It's July 3,1971. The morning dawns grey and there is a persistent drizzle. In London’s West End a crowd is starting to gather, descending upon Hyde Park for a festival. There are posters on lampposts that announce ‘Free Pie In The Park’. Britain is in the doldrums but things can’t be that bad, can they?
Humble Pie: Bugie Brigands
In 1971 Steve Marriott’s mad mod-rock brew blew up big style, taking the rest of Humble Pie with him – for better and for worse. In 2010, Classic Rock told the tale
Walking down Oxford Street or Bayswater or Knightsbridge you can hear the muffled noise of a giant PA system. And then you arrive at the old hunting grounds to join the masses who will enjoy the biggest free rock event of the year, with a bill featuring Heads, Hands And Feet, headliners Grand Funk Railroad – one of the many self-styled biggest bands in the world at the time – and, sandwiched between them, Humble Pie, an antidote to supergroups but now in their absolute pomp.

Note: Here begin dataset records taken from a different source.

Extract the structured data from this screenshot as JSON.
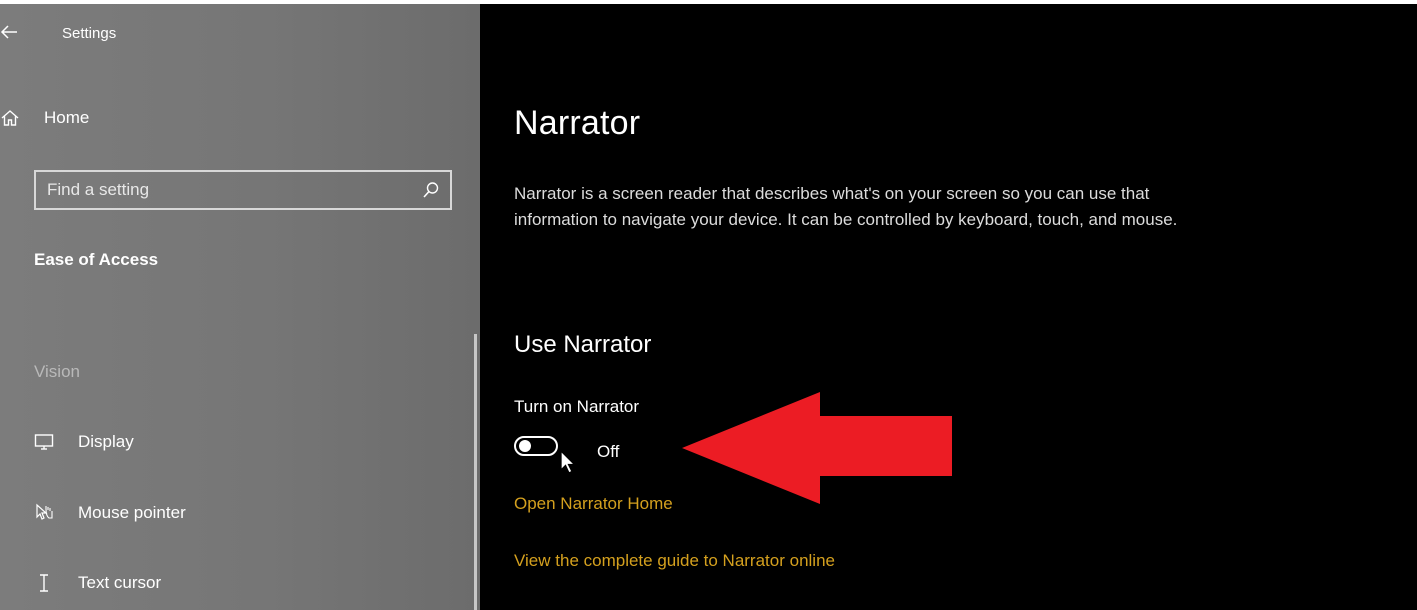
{
  "window": {
    "title": "Settings"
  },
  "sidebar": {
    "home_label": "Home",
    "search": {
      "placeholder": "Find a setting"
    },
    "section_title": "Ease of Access",
    "group_label": "Vision",
    "items": [
      {
        "label": "Display",
        "icon": "monitor-icon"
      },
      {
        "label": "Mouse pointer",
        "icon": "mouse-pointer-icon"
      },
      {
        "label": "Text cursor",
        "icon": "text-cursor-icon"
      }
    ]
  },
  "main": {
    "title": "Narrator",
    "description": "Narrator is a screen reader that describes what's on your screen so you can use that information to navigate your device. It can be controlled by keyboard, touch, and mouse.",
    "subheading": "Use Narrator",
    "toggle": {
      "label": "Turn on Narrator",
      "state": "Off"
    },
    "links": [
      "Open Narrator Home",
      "View the complete guide to Narrator online"
    ]
  },
  "colors": {
    "sidebar_bg": "#767676",
    "main_bg": "#000000",
    "link": "#d4a01e",
    "annotation_arrow": "#ec1c24"
  }
}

Backstage, the Pie men are hopping about their trailers, keeping an eye on their fleet of Bentleys and Rollers. Lead singer and rhythm guitarist Steve Marriott is buzzing about. He’s 5’5”, full of nervous energy, dressed in a scoop-necked long-sleeved T-shirt, brushed velvet bell-bottoms and white stack-heel shoes.
Lead guitarist Peter Frampton emerges from his caravan wearing a green suit from Mr Freedom. Bassist Greg Ridley and drummer Jerry Shirley, less flamboyantly attired, are smoking a large spliff and cracking jokes with all and sundry.
Out front, the atmosphere is tense thanks to the presence of scores of Hells Angels from the South London chapters and an unsettling number of skinheads. The occasional bottle or Watney’s Party Seven keg sails through the air; a festival regular known as Jesus wanders among a crowd that includes Alexis Korner, Andy Fraser from Free, and future – then unknown – members of the Sex Pistols and The Damned. Later today Jim Morrison will be found dead in a bath in Paris. Rider on the storm.